Download British Women s Writing 1930 to 1960 Book in PDF, Epub and Kindle

This volume contributes to the vibrant, ongoing recuperative work on women’s writing by shedding new light on a group of authors commonly dismissed as middlebrow in their concerns and conservative in their styles and politics. The neologism ‘interfeminism’ – coined to partner Kristin Bluemel’s ‘intermodernism’ – locates this group chronologically and ideologically between two ‘waves’ of feminism, whilst also forging connections between the political and cultural monoliths that have traditionally overshadowed them. Drawing attention to the strengths of this ‘out-of-category’ writing in its own right, this volume also highlights how intersecting discourses of gender, class and society in the interwar and postwar periods pave the way for the bold reassessments of female subjectivity that characterise second and third wave feminism. The essays showcase the stylistic, cultural and political vitality of a substantial group of women authors of fiction, non-fiction, drama, poetry and journalism including Vera Brittain, Storm Jameson, Nancy Mitford, Phyllis Shand Allfrey, Rumer Godden, Attia Hosain, Doris Lessing, Kamala Markandaya, Susan Ertz, Marghanita Laski, Elizabeth Bowen, Edith Pargeter, Eileen Bigland, Nancy Spain, Vera Laughton Matthews, Pamela Hansford Johnson, Dorothy Whipple, Elizabeth Taylor, Daphne du Maurier, Barbara Comyns, Shelagh Delaney, Stevie Smith and Penelope Mortimer. Additional exploration of the popular magazines Woman’s Weekly and Good Housekeeping and new material from the Vera Brittain archive add an innovative dimension to original readings of the literature of a transformative period of British social and cultural history. List of contributors: Natasha Periyan, Eleanor Reed, Maroula Joannou , Lola Serraf, Sue Kennedy, Ana Ashraf, Chris Hopkins, Gill Plain, Lucy Hall, Katherine Cooper, Nick Turner, Maria Elena Capitani, James Underwood, and Jane Thomas.
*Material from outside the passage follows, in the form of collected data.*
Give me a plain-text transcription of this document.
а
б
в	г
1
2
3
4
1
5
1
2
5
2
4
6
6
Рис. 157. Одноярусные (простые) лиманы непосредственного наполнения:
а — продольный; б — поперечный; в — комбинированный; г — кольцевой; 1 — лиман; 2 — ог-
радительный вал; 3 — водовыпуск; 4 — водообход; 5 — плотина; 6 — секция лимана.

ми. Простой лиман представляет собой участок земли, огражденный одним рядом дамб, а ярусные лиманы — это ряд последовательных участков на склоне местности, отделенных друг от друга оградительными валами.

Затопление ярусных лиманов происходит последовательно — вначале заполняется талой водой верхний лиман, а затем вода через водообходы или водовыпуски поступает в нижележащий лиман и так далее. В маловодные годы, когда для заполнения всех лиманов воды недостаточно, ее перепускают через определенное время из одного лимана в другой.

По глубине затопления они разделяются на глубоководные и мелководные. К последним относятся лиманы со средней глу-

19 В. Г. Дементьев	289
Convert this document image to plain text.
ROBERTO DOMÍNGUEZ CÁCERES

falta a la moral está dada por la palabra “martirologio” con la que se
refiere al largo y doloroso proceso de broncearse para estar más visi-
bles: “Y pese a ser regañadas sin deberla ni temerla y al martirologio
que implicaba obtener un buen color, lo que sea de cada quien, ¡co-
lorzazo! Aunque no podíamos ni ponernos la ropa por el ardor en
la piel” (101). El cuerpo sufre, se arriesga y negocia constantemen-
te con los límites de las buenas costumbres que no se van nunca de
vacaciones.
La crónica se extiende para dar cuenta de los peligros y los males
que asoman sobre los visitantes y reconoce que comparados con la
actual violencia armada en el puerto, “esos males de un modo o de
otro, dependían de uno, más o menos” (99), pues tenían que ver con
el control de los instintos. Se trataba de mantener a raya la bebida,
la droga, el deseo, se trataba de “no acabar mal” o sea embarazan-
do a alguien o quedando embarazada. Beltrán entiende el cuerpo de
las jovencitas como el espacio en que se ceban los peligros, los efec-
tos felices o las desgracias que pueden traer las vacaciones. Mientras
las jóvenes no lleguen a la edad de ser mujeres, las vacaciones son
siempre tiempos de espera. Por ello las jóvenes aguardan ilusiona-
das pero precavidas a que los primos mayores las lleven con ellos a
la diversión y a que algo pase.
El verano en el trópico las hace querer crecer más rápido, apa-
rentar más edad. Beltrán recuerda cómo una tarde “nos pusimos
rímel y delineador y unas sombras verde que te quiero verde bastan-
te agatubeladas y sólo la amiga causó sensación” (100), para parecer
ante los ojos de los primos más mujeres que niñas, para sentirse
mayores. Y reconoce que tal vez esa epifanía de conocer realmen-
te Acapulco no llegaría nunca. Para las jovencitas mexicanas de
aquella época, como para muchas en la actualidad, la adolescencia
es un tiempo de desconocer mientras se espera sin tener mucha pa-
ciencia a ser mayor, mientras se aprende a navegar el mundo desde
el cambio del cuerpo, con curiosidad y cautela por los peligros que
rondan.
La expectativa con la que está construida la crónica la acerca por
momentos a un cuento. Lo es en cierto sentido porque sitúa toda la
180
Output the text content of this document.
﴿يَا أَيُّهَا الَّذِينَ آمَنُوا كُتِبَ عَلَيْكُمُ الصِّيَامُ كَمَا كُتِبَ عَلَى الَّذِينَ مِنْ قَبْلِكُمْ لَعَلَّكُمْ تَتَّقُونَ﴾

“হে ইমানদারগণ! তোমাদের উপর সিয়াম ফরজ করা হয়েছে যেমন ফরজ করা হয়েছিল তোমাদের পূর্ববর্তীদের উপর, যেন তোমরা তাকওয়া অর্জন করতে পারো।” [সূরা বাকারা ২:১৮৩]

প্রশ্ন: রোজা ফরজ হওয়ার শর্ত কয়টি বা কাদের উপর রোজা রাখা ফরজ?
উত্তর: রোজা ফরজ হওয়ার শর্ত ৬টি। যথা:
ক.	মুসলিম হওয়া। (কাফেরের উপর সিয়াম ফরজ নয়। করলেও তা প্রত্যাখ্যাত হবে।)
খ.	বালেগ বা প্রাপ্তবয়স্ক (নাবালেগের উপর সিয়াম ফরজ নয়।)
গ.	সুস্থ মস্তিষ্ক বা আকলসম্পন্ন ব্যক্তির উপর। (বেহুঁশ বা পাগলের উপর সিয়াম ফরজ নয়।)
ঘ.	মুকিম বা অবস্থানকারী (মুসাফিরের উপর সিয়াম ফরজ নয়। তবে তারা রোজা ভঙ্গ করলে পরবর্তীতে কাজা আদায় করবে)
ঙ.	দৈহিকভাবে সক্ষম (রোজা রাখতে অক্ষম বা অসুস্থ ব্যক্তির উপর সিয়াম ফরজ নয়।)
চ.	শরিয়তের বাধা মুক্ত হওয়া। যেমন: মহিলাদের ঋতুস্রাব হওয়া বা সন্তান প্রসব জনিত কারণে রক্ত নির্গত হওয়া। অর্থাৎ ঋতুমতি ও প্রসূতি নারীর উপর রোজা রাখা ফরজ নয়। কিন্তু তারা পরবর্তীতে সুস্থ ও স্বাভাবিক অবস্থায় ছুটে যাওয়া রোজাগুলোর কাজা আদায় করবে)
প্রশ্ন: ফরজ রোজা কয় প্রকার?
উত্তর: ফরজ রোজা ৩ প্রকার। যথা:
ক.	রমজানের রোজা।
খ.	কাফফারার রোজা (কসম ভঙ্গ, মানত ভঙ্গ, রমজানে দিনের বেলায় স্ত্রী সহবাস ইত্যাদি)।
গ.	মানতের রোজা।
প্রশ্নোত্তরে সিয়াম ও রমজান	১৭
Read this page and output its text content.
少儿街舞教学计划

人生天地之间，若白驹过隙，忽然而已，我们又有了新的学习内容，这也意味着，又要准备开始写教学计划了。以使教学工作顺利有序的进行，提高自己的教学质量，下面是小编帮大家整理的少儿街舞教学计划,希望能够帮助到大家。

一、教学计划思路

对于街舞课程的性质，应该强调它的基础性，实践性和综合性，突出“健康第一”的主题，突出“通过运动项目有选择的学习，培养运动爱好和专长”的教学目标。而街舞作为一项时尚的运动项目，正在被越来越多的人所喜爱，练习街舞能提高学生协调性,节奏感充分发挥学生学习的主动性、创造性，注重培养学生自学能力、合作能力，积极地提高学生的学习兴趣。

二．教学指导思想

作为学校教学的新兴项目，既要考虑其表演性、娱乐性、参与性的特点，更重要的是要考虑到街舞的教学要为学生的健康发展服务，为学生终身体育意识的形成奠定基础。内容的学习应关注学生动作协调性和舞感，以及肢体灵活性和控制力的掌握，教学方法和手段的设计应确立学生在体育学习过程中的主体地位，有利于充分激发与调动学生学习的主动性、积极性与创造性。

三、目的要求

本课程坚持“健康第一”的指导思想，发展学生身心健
The Nation in British Literature and Culture

The Nation in British Literature and Culture
Author: Andrew Murphy
Publsiher: Cambridge University Press
Total Pages: 662
Release: 2023-07-31
Genre: Literary Criticism
ISBN: 9781009378833

Download The Nation in British Literature and Culture Book in PDF, Epub and Kindle

The Nation and British Literature and Culture charts the emergence of Britain as a political, social and cultural construct, examining the manner in which its constituent elements were brought together through a process of amalgamation and conquest. The fashioning of the nation through literature and culture is examined, as well as counter narratives that have sought to call national orthodoxies into question. Specific topics explored include the emergence of a distinctively national literature in the early modern period; the impact of French Revolution on conceptions of Britishness; portrayals of empire in popular and literary fiction; popular music and national imagining; the marginalisation and oppression of particular communities within the nation. The volume concludes by asking what implications an extended set of contemporary crises have for the ongoing survival both of the United Kingdom, both as a political unit and as a literary and cultural point of identity.